Pour me concentrer sur le fond.

 

Parce que c’est ce qui compte : le fond. Je me rappelle de cette époque où je voulais en mettre le plus possible tout le temps. Il fallait que les gens le voient, il fallait qu’ils sachent que j’étais capable de. Que je pouvais faire. Que je savais faire. J’étais dans la démonstration au point d’en négliger le sens de ce que j’essayais de raconter.

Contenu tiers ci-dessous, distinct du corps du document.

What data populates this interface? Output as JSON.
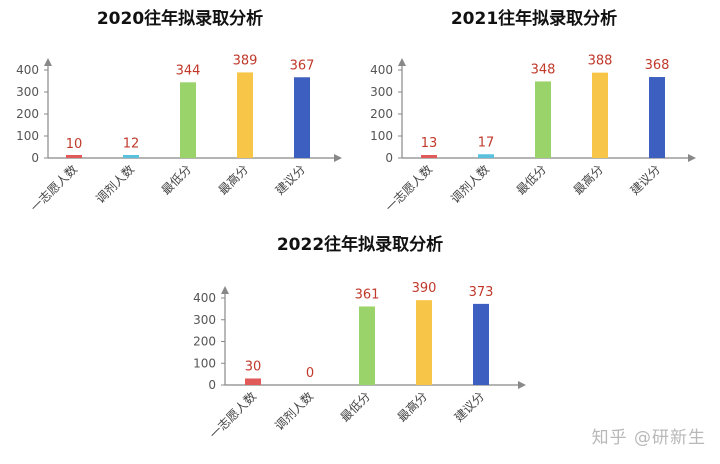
{
  "chart_data": [
    {
      "type": "bar",
      "title": "2020往年拟录取分析",
      "categories": [
        "一志愿人数",
        "调剂人数",
        "最低分",
        "最高分",
        "建议分"
      ],
      "values": [
        10,
        12,
        344,
        389,
        367
      ],
      "yticks": [
        0,
        100,
        200,
        300,
        400
      ],
      "ylim": [
        0,
        400
      ],
      "grid": false,
      "colors": [
        "#e05a5a",
        "#5bc0de",
        "#9ad36a",
        "#f7c548",
        "#3d5fbf"
      ]
    },
    {
      "type": "bar",
      "title": "2021往年拟录取分析",
      "categories": [
        "一志愿人数",
        "调剂人数",
        "最低分",
        "最高分",
        "建议分"
      ],
      "values": [
        13,
        17,
        348,
        388,
        368
      ],
      "yticks": [
        0,
        100,
        200,
        300,
        400
      ],
      "ylim": [
        0,
        400
      ],
      "grid": false,
      "colors": [
        "#e05a5a",
        "#5bc0de",
        "#9ad36a",
        "#f7c548",
        "#3d5fbf"
      ]
    },
    {
      "type": "bar",
      "title": "2022往年拟录取分析",
      "categories": [
        "一志愿人数",
        "调剂人数",
        "最低分",
        "最高分",
        "建议分"
      ],
      "values": [
        30,
        0,
        361,
        390,
        373
      ],
      "yticks": [
        0,
        100,
        200,
        300,
        400
      ],
      "ylim": [
        0,
        400
      ],
      "grid": false,
      "colors": [
        "#e05a5a",
        "#5bc0de",
        "#9ad36a",
        "#f7c548",
        "#3d5fbf"
      ]
    }
  ],
  "watermark": "知乎 @研新生",
  "colors": {
    "axis": "#888888",
    "data_label": "#c0392b"
  }
}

Et c’est en écrivant « Eclipse » que j’ai compris que je faisais fausse route et qu’il fallait que je comprenne ce que je souhaitais raconter. C’est à partir de là que je me suis dit que ce que je cherchais à attraper avant tout et à transmettre aux gens, c’était le sentiment, quel qu’il soit. Celui qui gêne, qui bouscule, qui transporte, qui émeut, qui plombe, qui détruit, qui façonne, qui crève ou renaît, qui brûle ou noie ; le vrai sentiment, celui que tout le monde ressent, subit, provoque ou recherche vainement ou pas. Le sentiment commun, connu de tous et pourtant difficile à expliquer, c’est celui qui anime ma plume. Ces moments où l’ineffable et l’indicible se marient pour accoucher d’une chimère tout aussi indescriptible, hors de portée mais pourtant si présent.

 

C’est pour cette raison que je parlais de héros banals, plus haut. Car ces héros que je décline dans chacun de mes titres, c’est vous, moi, l’autre. Nous.

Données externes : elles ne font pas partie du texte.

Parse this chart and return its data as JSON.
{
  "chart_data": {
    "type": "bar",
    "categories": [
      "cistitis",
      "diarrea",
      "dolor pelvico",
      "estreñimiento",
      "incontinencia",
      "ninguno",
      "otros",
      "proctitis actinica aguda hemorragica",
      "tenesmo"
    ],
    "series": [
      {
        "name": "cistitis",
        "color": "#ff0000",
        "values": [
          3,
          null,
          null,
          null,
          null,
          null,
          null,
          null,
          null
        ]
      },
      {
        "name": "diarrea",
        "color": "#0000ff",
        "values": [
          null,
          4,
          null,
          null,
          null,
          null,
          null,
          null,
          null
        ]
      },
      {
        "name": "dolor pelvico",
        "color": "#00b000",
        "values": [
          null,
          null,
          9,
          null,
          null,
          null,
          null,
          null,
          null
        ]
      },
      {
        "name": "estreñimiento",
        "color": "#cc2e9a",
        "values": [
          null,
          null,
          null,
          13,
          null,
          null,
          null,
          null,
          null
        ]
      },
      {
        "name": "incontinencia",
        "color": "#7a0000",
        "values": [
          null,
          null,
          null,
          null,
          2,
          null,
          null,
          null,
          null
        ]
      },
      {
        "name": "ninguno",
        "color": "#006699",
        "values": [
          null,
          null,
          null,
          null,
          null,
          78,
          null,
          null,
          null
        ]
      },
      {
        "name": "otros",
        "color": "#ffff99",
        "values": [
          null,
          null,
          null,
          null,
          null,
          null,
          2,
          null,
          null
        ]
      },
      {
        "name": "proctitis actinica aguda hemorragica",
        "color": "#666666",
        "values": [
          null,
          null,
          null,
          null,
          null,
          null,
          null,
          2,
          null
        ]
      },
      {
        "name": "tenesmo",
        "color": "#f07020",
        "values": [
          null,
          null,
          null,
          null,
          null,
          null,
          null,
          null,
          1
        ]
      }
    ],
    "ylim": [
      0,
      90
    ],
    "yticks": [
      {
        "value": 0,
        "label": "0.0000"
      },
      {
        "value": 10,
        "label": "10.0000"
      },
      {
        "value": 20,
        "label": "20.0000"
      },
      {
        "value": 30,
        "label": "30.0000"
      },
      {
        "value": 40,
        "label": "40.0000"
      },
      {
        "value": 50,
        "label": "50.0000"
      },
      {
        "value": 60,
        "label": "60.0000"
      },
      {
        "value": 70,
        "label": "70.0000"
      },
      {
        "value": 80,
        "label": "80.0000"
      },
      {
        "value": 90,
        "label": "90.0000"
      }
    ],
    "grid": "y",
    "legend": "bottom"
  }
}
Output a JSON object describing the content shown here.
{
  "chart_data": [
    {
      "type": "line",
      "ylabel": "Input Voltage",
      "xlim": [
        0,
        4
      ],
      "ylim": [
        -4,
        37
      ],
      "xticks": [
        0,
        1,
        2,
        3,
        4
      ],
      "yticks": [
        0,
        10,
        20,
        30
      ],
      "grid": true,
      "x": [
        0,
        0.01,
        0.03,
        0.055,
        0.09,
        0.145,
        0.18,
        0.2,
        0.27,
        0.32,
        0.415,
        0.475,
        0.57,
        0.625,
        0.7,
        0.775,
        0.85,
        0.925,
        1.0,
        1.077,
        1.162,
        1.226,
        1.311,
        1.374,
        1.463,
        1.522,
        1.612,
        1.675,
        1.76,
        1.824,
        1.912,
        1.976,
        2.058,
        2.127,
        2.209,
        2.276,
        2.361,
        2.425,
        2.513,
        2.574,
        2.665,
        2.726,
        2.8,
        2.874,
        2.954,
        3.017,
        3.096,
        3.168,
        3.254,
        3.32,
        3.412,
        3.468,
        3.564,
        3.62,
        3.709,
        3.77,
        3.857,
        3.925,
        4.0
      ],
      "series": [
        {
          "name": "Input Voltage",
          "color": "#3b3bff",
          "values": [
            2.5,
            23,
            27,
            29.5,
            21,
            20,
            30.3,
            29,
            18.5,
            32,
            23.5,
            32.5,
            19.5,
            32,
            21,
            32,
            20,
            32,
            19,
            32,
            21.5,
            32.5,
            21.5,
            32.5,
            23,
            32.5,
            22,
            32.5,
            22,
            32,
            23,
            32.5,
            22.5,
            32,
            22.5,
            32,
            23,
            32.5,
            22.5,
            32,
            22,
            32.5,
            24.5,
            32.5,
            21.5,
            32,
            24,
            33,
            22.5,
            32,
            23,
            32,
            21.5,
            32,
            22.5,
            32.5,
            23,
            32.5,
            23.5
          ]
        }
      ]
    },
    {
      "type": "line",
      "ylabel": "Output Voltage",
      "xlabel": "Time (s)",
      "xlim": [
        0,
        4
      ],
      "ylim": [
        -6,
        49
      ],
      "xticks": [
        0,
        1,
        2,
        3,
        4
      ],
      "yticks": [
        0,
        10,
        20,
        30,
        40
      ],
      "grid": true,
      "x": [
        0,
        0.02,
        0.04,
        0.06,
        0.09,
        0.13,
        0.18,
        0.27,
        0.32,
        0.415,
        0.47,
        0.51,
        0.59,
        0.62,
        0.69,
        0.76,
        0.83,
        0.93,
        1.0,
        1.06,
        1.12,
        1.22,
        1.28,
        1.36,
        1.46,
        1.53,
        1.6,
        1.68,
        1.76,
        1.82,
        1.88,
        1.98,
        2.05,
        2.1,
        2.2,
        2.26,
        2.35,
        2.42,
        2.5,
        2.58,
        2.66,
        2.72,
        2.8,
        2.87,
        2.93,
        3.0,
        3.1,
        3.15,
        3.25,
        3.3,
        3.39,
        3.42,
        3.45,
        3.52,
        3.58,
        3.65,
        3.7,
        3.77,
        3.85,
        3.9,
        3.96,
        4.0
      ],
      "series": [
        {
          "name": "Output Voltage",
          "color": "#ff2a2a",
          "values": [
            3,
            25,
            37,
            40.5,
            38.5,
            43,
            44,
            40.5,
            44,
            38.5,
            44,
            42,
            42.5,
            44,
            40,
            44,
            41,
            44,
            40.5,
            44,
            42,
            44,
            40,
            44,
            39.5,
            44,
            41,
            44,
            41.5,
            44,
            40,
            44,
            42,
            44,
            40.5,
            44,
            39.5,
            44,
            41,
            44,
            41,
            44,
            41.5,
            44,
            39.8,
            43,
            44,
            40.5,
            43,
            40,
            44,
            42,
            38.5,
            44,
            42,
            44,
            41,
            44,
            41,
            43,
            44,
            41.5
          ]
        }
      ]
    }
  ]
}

Parfois, le moi prend le dessus parce qu’il faut être un peu narcissique, je crois, pour écrire des chansons qu’on souhaite faire reprendre à toute une foule d’inconnus, mais lorsque ce n’est pas le cas et que des histoires viennent à moi comme dans « LCLF », « Amani », « B&J » ou « Dora », je me surprends à penser que je peux aussi être ambassadeur d’une émotion qui ne m’appartient pas.

 

Etre auteur-interprète n’est pas si éloigné que ça du métier d’acteur, c’est ce que je crois.

« Farewell » est comme une grande pièce dans laquelle une multitude de personnages prennent place, y entrent et en sortent par différentes portes mais ne regardent que par une seule fenêtre, celle de mes yeux.

 

A travers ces onze pistes,

J’évoque mes sentiments, les vôtres,

Les faiblesses, les erreurs, les combats,

Les rencontres et les ruptures,

Les genoux à terre, les mentons levés au ciel,

Les yeux vides et ceux brûlant d’un feu impossible à étouffer.

 

« Farewell » parle d’amour et de son absence.

Un itinéraire de onze escales raconté par un illustre quidam qui, par un heureux concours de circonstances, s'est vu doté d'une voix, d'une feuille, d'un stylo et d'un micro et qui s'en sert car il se veut chanteur.